The reverse conversions are:

SCORE = N / 4294;
TIMESTAMP = N % 4294;

However, note that the range this allows for the TIMESTAMP is 0 to 4293 inclusive. Anything higher would overflow into the parts of N occupied by the SCORE. If TIMESTAMP is simply a number of seconds (starting at 4293 for the earliest score and counting down), this only gives us a maximum time of just over 71 minutes from the earliest score to the latest - probably insufficient.

This is simply a limit on the number of different buckets you can represent with a 32 bit integer - to be able to represent more distinct timestamps with this model, you need to reduce the number of distinct scores you can represent.

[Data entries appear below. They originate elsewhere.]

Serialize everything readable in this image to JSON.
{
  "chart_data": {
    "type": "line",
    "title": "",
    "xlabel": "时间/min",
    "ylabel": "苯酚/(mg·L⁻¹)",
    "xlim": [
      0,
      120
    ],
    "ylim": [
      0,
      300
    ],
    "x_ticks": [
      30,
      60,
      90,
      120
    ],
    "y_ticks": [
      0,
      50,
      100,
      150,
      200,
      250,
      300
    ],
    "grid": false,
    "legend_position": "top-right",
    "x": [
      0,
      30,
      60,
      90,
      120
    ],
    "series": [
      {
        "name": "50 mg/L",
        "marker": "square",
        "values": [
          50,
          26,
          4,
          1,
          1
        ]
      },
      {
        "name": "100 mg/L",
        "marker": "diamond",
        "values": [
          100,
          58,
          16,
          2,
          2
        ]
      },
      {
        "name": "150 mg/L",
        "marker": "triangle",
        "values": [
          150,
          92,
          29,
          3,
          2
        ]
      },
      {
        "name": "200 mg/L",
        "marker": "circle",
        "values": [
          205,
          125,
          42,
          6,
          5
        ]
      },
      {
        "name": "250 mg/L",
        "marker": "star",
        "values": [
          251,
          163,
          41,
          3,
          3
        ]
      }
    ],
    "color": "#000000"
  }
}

However, note that we don't really want the timestamp as a timestamp - we just want it as a monotonic ordering on the scores. As an alternative, we can keep a counter. Initialise the counter to 4293. When a new score comes in, store it with the current value of the counter as its "timestamp", then decrement the counter. This will allow 4294 distinct highscores to be stored before the counter runs out.

As a further refinement, we can note that we only care about the ordering within the same SCORE value. This suggests another alternative: when a new high score comes in, find the current lowest TIMESTAMP value for that score. Decrement it by 1, and use that for the "timestamp" of the new score (if this is the first time that this SCORE has been submitted, use 4293 as the timestamp). This will allow 4294 high scores per individual score value.

Depending upon the high score, you would need to switch the number of bits to shift. Lets assume a max score of 255, which gives us a shift of 8 bits.

unsigned int combined = ~(score << 32-8) | (time & 0x0FFF);

That might cut off the MSB of time, but unless you're expecting a tie with a few years difference, you'll be fine. It inverts the score and places it in the top 8 bits, then it combines it with the time in the lower 24. The smallest value will be the top score (inverted high score=lowest score and lowest timestamp).